At the ICC Dominic Ongwen will be prosecuted for his role as a top commander in the LRA, where he served under the group’s leader Joseph Kony. Ongwen is charged with crimes against humanity, specifically murder and enslavement. According to Article 7(1)(a) of ICC’s Elements of Crimes, in order to prove murder the ICC prosecution will have to show that (1) Ongwen has “killed one or more persons,” (2) that his “conduct was committed as part of a widespread or systematic attack directed against a civilian population,” and (3) that he “knew the conduct was part of or intended the conduct to be part of a widespread or systematic attack against a civilian population.” To prove that Ongwen is guilty of enslavement, under Article 7(1)(c), the prosecution must provide evidence showing that (1) Ongwen “exercised any or all of the powers attaching to the right of ownership over one or more persons, such as by purchasing, selling, lending or bartering such a person or persons, or by imposing on them a similar deprivation of liberty,” as well as evidence proving the same components (2) and (3) stated above.

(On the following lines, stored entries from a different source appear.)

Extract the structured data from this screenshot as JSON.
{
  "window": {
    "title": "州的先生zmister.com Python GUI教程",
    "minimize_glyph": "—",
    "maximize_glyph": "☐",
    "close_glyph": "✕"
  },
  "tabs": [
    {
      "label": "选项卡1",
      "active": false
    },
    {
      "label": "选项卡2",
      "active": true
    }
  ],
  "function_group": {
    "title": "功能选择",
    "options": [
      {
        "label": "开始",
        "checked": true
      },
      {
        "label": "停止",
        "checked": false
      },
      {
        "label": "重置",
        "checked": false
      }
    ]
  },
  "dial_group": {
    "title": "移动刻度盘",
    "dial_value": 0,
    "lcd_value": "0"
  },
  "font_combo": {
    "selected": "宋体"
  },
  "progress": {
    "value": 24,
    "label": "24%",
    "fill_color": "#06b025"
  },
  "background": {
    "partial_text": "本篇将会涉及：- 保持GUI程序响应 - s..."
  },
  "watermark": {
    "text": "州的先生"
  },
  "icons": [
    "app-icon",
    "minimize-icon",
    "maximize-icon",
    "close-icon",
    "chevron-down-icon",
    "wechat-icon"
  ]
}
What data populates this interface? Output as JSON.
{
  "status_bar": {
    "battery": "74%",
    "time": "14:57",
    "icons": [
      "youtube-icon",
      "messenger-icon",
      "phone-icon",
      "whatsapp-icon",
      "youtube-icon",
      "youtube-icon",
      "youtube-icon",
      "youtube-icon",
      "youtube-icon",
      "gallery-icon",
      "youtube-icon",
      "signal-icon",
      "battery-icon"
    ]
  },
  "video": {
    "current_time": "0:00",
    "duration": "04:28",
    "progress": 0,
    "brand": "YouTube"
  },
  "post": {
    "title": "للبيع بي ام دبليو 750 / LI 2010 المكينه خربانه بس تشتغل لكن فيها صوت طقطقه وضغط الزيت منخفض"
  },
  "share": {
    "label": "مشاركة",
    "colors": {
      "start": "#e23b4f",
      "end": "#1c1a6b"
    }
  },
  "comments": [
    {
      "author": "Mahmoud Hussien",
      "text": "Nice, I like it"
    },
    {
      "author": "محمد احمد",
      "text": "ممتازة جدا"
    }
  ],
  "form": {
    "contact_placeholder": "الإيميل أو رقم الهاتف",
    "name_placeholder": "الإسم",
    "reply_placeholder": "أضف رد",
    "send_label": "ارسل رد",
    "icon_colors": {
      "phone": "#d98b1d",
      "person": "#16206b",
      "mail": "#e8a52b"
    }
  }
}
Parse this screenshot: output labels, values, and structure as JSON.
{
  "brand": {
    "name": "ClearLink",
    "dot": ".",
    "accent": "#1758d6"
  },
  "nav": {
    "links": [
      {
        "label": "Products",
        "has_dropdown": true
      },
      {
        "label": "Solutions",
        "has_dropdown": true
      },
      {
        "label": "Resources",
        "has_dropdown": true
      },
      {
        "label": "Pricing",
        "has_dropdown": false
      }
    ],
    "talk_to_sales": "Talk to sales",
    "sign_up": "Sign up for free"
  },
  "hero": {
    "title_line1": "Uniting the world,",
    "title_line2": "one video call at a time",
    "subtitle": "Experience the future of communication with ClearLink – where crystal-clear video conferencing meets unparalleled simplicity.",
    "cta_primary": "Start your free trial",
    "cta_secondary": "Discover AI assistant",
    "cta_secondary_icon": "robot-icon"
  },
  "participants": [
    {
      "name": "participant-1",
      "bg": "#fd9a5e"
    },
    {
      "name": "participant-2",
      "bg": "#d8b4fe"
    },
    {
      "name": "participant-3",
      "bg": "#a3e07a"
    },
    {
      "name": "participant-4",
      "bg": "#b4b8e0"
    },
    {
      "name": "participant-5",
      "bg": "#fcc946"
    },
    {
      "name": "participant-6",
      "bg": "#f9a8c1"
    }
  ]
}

The prosecution may be able to prove the last two elements of both murder and enslavement. The LRA is allegedly to blame for the mass killings of over 100,000 people, and the kidnapping of over 60,000 children. Their acts spanned over a period of thirty years, and occurred across five central African countries. The LRA was forced out of Uganda almost ten years ago for their cruel acts against humanity, such as chopping off prisoners’ limbs and abducting young women for sex slavery. Such information suggests that Ongwen’s conduct as an LRA commander was “part of a widespread or systematic attack against a civilian population.”

In order for the ICC to find Ongwen guilty of his alleged crimes, the prosecution will need to provide proof of specific instances where Ongwen murdered and deprived civilians of their liberties. A conviction would be, according to a Human Rights Watch director, an opportunity for victims of the LRA to receive long-awaited justice for the grievances they have suffered.